Aquella noche Sen Yui volvió a la cueva y se arropó de la misma manera que lo había hecho años atrás, colocó su cuerpo entre las hojas secas y apagó su mente esperando la llegada del nuevo día. Pero aquella noche iba a ser distinta, aquella noche volvió a soñar con Madre Naturaleza y en su sueño ella le volvió a hablar de su existencia: “Has vivido con nosotros todos estos años y has sido una más entre tus nuevos hermanos, has cuidado de ellos y has encantado a los hombres injustos para aliviar su ira y su odio contra el bosque; has aprendido a vivir por ti sola, a oler y a sentir el peligro. Ya ha llegado la hora de quitarte mi manto verde y cubrir tu cuerpo con la delicada piel aterciopelada con la que naciste. Tomarás a tu hermano de la mano y él te conducirá de nuevo a tu hogar; regresarás a tu casa y consolarás a tu madre de tu larga ausencia.”
A la mañana siguiente se levantó con la misma apariencia con la que se había acostado y sintió pena de no verse reflejada una mujer en el espejo del río. Pero la felicidad retornó al ver como se acercaba a la ribera el joven pescador del día anterior y, contorneando su cuerpo, se arrimaba cada vez más al amparo de la sombra que ella le daba. Ya pegado a su tronco lo miró con la misma alegría que el día en que lo vio nacer.
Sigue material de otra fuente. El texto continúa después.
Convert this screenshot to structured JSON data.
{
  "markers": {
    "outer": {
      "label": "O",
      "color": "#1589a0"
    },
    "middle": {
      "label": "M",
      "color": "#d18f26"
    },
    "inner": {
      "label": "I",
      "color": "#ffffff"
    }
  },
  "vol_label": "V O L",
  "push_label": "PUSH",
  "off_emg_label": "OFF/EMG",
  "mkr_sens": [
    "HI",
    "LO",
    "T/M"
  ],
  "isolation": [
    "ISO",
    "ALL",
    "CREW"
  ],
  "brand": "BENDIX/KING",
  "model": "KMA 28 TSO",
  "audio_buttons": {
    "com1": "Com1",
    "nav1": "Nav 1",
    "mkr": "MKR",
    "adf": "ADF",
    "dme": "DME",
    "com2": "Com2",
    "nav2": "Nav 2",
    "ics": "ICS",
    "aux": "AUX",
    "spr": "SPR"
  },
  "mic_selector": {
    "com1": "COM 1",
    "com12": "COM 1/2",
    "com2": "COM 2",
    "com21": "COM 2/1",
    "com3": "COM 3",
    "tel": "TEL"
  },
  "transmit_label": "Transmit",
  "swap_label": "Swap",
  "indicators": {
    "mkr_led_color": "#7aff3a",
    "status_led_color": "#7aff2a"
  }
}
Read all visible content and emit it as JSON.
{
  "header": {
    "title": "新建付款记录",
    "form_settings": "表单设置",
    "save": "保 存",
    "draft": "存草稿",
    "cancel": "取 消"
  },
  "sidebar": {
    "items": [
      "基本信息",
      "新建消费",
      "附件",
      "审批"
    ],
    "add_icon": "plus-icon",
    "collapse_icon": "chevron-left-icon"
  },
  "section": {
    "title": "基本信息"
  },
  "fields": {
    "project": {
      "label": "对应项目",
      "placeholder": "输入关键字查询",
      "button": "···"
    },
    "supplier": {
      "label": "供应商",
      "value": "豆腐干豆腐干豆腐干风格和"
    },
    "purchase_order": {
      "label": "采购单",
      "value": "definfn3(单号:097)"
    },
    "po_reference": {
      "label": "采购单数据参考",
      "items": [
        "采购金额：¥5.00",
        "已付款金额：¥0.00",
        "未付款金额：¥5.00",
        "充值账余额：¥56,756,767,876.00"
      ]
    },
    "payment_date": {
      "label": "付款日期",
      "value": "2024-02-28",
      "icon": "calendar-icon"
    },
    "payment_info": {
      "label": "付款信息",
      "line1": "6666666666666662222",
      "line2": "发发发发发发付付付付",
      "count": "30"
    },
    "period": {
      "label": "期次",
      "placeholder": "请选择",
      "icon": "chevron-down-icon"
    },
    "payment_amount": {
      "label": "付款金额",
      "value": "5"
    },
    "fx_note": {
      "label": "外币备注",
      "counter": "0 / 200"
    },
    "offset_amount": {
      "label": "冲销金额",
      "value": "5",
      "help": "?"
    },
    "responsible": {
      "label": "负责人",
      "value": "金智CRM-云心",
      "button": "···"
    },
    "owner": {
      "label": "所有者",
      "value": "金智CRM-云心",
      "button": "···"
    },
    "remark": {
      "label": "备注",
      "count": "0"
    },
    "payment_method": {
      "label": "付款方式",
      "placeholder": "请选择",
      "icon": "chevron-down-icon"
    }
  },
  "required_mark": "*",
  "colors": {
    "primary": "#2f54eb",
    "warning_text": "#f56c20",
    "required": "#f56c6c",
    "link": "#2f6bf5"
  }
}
El joven se apoyó sobre ella, sintió un movimiento brusco sobre su espalda y, sin salir de su asombro, contempló la más asombrosa de las transformaciones: una capa de verdor caía sobre sus pies, un rostro anaranjado sonreía y brillaba bajo el sol de la mañana, una forma humana se iba dibujando delante de sus ojos, aquel árbol se había convertido en una mujer. Su calor comenzó a traspasar el cuerpo de la hermosa joven quien, ante la mirada impresionada del pescador, le susurró algunas palabras serenas mientras le cogía de la mano: “Regresamos a casa, hermano.”
Sen Yui se cubrió de nuevo con el manto a cuadros, el mismo que la había protegido de pequeña, y ahora, segura, acompañada de su hermano salió sin miedo del bosque para regresar a la vida con los seres humanos.







(c)Patrocinio Navarro Rodríguez



Mairena del Alcor



Sevilla



España






La pequeña Sen Yui resultó finalista en el Concurso contra toda violencia hacia la mujer

Acerca de la autora






Patrocinio Navarro Rodríguez:






Nacida en Mairena del Alcor , Sevilla, España, ejerce de profesora de Lengua Castellana y Literatura en el IES Los Alcores de la misma localidad. Aficionada a la lectura y a la escritura, ha escrito varios cuentos y relatos cortos, es ganadora del Certamen de narrativa corta de la ciudad de Arahal 2010, con la obra Los sueños son palabras y tiene en proyecto de publicación una novela infantil.